The economic increase outcomes, which strike or preponderate economic experts’ ratings and administrative objectives, will depict that Abenomics is operating and should protract to deplete the yen and provoke the overall yen to dollar exchange ratio superior. The Japanese economics increased by 1.6% during 2013. Nevertheless, the ratio decelerated to approximately 0.3% during the fourth quarter (Sayadov 2014). The stronger levels of the Gross Domestic Product increasing accounts should have a straight influence in order to deplete the yen. The last and current leisure elevation figures are supposed to provoke the government together with the Bank of Japan to protract and probably expedite fiscal relieving. During the previous year, the Bank of Japan entrusted to clatter approximately $600 billion into the economics. The USD/JPY ratios are changing and moving markedly higher during 2014, and thus, it is necessary to control the process.

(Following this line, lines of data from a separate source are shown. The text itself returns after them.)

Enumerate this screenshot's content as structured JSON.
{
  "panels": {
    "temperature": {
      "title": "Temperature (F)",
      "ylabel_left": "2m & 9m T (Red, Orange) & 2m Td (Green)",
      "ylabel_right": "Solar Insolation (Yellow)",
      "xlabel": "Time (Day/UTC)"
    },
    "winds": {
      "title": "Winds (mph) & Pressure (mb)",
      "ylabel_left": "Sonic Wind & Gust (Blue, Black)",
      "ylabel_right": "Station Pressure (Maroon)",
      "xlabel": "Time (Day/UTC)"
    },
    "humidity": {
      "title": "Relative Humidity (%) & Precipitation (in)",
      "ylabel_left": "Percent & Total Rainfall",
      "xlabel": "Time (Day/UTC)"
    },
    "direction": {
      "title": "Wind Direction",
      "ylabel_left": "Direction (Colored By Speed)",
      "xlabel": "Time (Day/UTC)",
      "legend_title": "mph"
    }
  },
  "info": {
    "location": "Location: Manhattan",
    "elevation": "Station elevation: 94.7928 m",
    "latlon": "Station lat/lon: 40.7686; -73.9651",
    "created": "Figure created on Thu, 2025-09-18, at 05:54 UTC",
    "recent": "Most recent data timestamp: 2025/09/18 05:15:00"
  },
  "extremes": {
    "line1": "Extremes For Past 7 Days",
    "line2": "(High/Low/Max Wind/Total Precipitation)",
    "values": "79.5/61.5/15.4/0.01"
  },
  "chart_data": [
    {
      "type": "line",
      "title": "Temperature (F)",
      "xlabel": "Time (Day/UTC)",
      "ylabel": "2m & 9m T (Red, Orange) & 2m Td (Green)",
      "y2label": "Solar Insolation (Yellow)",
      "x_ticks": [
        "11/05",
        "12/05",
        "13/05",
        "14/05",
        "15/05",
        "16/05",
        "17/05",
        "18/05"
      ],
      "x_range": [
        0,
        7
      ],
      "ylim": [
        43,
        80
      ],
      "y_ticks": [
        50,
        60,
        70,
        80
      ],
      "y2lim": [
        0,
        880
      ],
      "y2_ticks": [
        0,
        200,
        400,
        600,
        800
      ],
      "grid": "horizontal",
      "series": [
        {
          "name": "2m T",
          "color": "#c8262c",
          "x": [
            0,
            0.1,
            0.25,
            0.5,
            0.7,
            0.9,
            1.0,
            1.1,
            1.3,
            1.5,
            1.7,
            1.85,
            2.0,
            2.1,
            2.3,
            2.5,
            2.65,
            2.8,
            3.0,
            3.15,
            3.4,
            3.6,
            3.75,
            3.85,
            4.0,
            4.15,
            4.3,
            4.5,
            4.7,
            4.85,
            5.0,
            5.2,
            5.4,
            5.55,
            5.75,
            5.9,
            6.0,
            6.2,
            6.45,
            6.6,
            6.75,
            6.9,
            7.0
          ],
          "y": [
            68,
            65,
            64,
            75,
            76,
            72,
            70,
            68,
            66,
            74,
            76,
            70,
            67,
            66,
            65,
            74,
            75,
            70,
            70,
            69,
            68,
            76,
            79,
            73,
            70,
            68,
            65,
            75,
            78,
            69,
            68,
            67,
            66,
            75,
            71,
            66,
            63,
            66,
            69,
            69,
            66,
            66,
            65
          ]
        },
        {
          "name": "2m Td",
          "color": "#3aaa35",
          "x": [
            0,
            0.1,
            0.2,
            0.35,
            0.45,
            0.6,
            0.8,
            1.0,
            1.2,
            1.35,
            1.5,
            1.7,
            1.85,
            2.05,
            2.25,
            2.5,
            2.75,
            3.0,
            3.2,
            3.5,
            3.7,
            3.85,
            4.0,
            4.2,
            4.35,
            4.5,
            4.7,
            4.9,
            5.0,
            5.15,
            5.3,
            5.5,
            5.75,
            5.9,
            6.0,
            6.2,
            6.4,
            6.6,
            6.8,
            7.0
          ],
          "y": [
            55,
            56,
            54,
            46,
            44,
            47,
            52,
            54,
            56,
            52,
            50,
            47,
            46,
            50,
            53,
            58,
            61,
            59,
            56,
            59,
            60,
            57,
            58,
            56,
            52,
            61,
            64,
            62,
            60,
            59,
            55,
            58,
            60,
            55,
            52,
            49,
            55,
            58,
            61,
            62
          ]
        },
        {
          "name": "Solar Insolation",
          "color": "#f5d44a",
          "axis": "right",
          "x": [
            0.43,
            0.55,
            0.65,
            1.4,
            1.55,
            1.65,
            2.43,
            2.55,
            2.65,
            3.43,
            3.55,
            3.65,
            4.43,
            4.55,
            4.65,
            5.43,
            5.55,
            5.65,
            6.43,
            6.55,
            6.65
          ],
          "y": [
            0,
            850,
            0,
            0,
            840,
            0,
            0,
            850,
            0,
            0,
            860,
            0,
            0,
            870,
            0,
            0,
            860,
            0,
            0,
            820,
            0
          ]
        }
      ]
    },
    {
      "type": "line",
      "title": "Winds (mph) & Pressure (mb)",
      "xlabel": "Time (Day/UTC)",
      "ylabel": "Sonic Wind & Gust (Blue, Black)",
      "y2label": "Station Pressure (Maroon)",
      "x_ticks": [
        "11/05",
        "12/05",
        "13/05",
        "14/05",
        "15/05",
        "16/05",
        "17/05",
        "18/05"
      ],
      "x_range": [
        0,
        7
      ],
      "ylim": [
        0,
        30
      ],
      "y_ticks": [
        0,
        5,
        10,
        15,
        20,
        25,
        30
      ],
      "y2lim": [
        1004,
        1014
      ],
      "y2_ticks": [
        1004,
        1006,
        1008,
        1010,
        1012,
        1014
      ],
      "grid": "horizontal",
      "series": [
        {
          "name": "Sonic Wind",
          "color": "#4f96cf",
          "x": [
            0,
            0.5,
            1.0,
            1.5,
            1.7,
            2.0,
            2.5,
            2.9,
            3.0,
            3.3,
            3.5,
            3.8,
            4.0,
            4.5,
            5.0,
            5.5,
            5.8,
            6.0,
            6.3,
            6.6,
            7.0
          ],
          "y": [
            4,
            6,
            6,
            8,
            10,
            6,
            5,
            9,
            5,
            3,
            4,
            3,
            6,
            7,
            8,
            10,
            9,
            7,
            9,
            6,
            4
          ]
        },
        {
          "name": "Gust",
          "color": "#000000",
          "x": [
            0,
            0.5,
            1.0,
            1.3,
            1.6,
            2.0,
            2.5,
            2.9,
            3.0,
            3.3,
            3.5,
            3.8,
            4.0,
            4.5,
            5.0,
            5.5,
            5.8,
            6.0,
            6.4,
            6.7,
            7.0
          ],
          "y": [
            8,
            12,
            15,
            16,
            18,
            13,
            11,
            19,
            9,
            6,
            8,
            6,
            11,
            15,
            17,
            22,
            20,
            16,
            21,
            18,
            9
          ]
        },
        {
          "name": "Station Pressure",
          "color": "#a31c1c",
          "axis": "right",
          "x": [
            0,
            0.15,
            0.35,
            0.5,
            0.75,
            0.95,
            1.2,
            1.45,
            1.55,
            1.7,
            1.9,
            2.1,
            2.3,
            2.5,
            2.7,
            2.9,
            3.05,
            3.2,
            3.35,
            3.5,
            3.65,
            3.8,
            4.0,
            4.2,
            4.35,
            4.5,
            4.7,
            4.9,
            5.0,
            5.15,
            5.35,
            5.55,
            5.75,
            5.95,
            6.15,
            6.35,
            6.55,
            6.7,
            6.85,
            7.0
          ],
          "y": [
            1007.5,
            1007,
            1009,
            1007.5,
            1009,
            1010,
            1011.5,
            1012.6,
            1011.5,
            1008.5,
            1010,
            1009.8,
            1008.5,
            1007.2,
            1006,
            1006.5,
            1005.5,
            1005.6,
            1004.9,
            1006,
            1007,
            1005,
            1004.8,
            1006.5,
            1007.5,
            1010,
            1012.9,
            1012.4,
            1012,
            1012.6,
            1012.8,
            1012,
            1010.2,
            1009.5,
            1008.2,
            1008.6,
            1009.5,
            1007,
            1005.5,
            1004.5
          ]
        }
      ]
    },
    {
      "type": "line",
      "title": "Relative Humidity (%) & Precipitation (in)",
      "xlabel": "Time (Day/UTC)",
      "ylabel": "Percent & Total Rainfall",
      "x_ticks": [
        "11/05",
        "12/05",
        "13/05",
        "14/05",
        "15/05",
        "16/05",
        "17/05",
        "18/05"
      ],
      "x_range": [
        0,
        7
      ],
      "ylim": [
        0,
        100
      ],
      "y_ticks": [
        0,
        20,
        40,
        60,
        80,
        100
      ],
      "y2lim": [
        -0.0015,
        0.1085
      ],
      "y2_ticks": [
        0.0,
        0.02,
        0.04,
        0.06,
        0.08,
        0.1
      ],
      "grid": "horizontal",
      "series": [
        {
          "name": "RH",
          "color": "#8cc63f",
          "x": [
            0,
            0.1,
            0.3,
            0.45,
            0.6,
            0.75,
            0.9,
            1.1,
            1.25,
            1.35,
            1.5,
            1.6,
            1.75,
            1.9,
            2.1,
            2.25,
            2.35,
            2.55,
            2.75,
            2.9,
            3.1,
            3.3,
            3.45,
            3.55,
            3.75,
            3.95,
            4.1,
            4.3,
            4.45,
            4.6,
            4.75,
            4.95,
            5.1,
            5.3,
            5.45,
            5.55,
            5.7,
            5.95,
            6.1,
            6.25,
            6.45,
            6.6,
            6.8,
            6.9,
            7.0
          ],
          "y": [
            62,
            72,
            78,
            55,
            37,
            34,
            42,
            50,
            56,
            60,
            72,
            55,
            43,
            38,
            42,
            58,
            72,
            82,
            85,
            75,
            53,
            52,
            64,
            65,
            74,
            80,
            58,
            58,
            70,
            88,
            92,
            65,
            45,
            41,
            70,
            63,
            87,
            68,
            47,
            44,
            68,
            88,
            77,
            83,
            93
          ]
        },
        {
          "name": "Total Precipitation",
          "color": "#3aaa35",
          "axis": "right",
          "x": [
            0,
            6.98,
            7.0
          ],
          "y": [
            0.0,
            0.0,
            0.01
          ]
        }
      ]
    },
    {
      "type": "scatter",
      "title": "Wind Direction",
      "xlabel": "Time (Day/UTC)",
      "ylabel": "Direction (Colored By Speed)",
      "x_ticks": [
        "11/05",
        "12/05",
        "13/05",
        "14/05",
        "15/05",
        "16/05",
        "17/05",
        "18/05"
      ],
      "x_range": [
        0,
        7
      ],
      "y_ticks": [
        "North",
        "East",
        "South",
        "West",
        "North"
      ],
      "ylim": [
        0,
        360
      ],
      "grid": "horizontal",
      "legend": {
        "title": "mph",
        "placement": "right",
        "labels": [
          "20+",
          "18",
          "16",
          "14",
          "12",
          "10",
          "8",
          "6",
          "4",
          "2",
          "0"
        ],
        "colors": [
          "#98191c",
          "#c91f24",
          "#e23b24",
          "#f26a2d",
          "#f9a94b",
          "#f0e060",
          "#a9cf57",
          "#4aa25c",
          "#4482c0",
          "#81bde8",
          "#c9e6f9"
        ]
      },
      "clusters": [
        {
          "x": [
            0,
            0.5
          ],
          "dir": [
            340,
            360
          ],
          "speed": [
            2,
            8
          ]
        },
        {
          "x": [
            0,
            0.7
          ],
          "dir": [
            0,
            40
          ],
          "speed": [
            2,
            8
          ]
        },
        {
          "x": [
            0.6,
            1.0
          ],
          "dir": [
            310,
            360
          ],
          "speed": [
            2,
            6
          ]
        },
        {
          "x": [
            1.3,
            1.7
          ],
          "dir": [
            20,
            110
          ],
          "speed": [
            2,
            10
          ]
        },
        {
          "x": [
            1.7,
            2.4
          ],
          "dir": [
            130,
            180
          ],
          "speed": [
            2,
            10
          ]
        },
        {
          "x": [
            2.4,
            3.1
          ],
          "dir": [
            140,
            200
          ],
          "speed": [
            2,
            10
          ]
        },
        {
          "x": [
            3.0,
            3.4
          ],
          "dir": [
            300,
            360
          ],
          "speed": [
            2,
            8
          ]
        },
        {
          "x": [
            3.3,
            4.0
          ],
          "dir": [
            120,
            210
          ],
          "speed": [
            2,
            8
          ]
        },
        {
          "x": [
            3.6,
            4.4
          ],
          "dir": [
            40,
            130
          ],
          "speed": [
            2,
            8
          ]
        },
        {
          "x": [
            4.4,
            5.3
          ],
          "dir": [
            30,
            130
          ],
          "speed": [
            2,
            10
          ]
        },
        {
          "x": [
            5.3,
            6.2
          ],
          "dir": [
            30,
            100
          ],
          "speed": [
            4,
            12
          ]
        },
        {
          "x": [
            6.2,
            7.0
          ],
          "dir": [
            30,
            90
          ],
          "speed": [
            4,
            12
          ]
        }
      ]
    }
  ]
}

Previews from the Bank of Japan regarding further financial impetus should provoke the yen faintness in the Forex financial market (Sayadov 2014).


Despite the fact that the examples of seasonality in the Forex financial market are sparse, being competent of such seasonality may assist marketers in becoming more in the wake of the view for the possible currency trades. The seasonal schemes and patterns will not always reduplicate; however, the possibility to be aware of all possible tendencies can assist the Forex marketers in understanding where the possibilities exist. The current technical analysis of the financial market demonstrates that there are instability and fluctuation in the relationship between the U.S. dollar and the Japanese yen. The analysis demonstrated that there are two major patterns of seasonality, including the repeated pattern during July and August. In the majority of cases the changes are provoked by the Japanese government in an attempt to strengthen Japanese economics.